FAQ¶

1. How does the hardware watchdog work?¶

The main body of the hardware watchdog is a timing circuit, whose main function is to monitor and manage the operating status of the CPU, and to reset the CPU in an abnormal state so that it can work again.

Android 10.0 factory firmware does not open the hardware watchdog, if customers need to implement their own software programs to use the hardware watchdog, the following provides the hardware watchdog operation method.

Enabling Watchdog

echo e > "/dev/wdt_crl"

Set the timeout (feed the dog)

Support setting 4 kinds of timeout time:0.64s,2.56s,10.24s,40.96s,corresponding to writing 0,1,2,3 to the device node.Customer can set different timeout time according to their needs,for example,customer needs to set timeout time to 2.56s,then it is.

echo 1 > "/dev/wdt_crl"

The software program needs to set the timeout time to clear the timer in the watchdog at regular intervals (commonly known as “feeding the dog”).

When the CPU fails, it cannot continue to provide the “feed dog” signal, which makes the watchdog timer accumulate and overflow, thus generating a reset signal to reset the CPU to restart the system and make the CPU work again.

Close Watchdog

echo d > "/dev/wdt_crl"

2.BMC FAQ¶

All devices are unavailable in BMC¶

This is due to some certain reasons. Please check one by one in the following order for troubleshooting:

Limit to viewing period to last hard hour.
Run adb devices on the motherboard.

If there are no devices listed, please make sure that the USB OTG port be disconnected from any PC. If there is no connection, check the connection and power of the daughter boards to make sure there are no hardware promblems involed.

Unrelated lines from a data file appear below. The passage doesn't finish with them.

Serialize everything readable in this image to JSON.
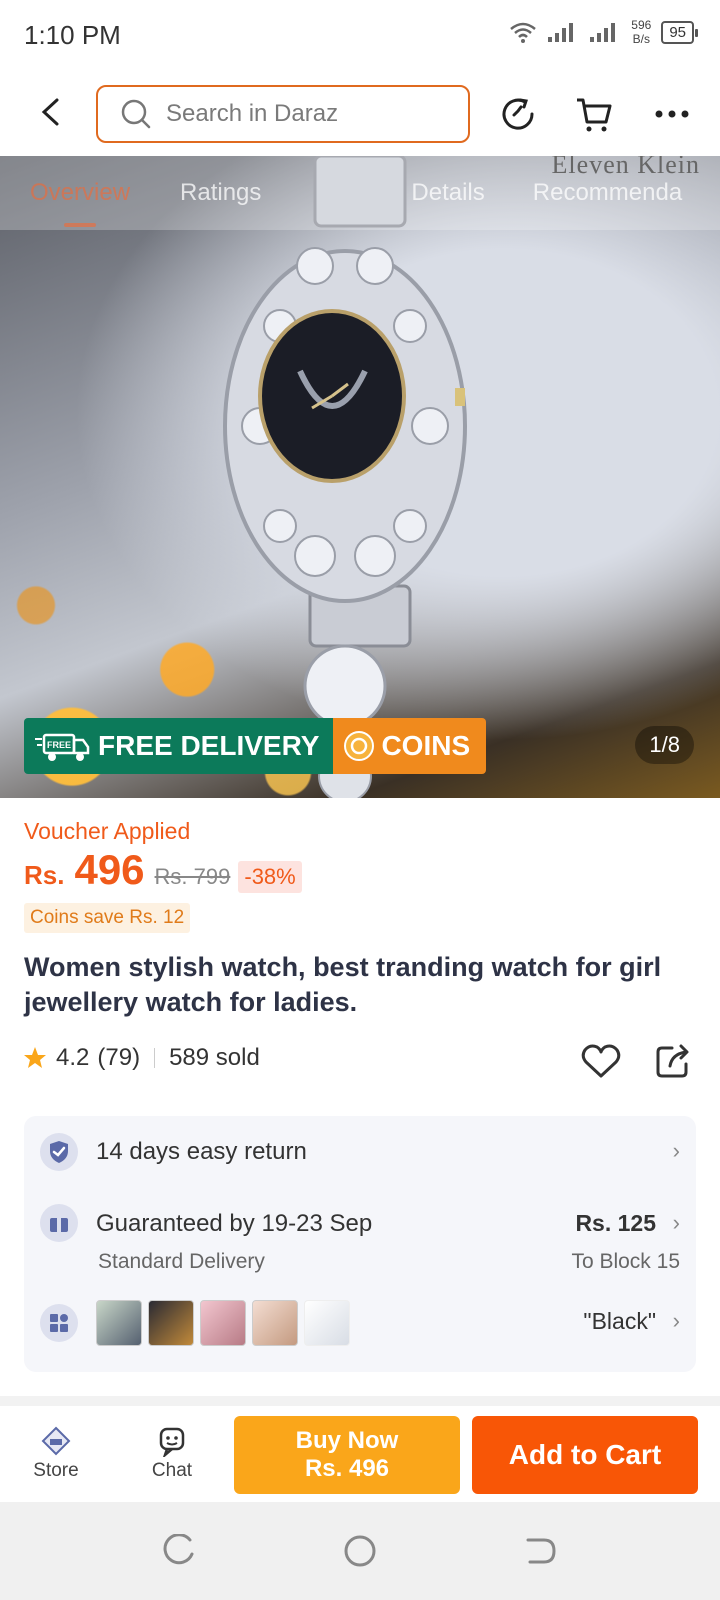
{
  "status_bar": {
    "time": "1:10 PM",
    "net_speed_value": "596",
    "net_speed_unit": "B/s",
    "battery": "95"
  },
  "header": {
    "search_placeholder": "Search in Daraz"
  },
  "hero": {
    "brand_text": "Eleven Klein",
    "tabs": [
      "Overview",
      "Ratings",
      "Details",
      "Recommenda"
    ],
    "active_tab": "Overview",
    "badge_free_text": "FREE DELIVERY",
    "badge_free_icon_text": "FREE",
    "badge_coins_text": "COINS",
    "image_counter": "1/8"
  },
  "product": {
    "voucher_text": "Voucher Applied",
    "currency": "Rs.",
    "price": "496",
    "original_price": "Rs. 799",
    "discount": "-38%",
    "coins_save": "Coins save Rs. 12",
    "title": "Women stylish watch, best tranding watch for girl jewellery watch for ladies.",
    "rating": "4.2",
    "rating_count": "(79)",
    "sold": "589 sold"
  },
  "info": {
    "return_text": "14 days easy return",
    "delivery_text": "Guaranteed by 19-23 Sep",
    "delivery_sub": "Standard Delivery",
    "delivery_price": "Rs. 125",
    "delivery_location": "To Block 15",
    "variant_selected": "\"Black\""
  },
  "actions": {
    "store_label": "Store",
    "chat_label": "Chat",
    "buy_now_label": "Buy Now",
    "buy_now_price": "Rs. 496",
    "add_to_cart_label": "Add to Cart"
  },
  "colors": {
    "accent": "#f85606",
    "buy_now": "#faa61a",
    "free_delivery_green": "#0c7a5a",
    "coins_orange": "#f08a1d"
  }
}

Run bmc query on the motherboard. If things are normal, there should be some output as shown belowed:

root@firefly:~# bmc query
node_cluster_up{instance="127.0.0.1:9100", job="node", nodename="main", subnode="main"} => 1 @[1603356844.328]
node_cluster_up{instance="127.0.0.1:9100", job="node", nodename="main", subnode="sub01"} => 1 @[1603356844.328]
node_cluster_up{instance="127.0.0.1:9100", job="node", nodename="main", subnode="sub02"} => 1 @[1603356844.328]
...

If none, check if running state of node_exporter in the motherboard:

root@firefly:~# bmc main metrics | grep node_cluster_up
# HELP node_cluster_up Value is 1 if the cluster subnode is 'up', 0 otherwise.
# TYPE node_cluster_up gauge
node_cluster_up{state="android",subnode="sub02"} 1
node_cluster_up{state="android",subnode="sub03"} 1
...

If there are no output, then there is failure in running node_exporter in the motherboard.

If there are some output, there might be something wrong in Prometheus service in collecting the monitoring data of the motherboard.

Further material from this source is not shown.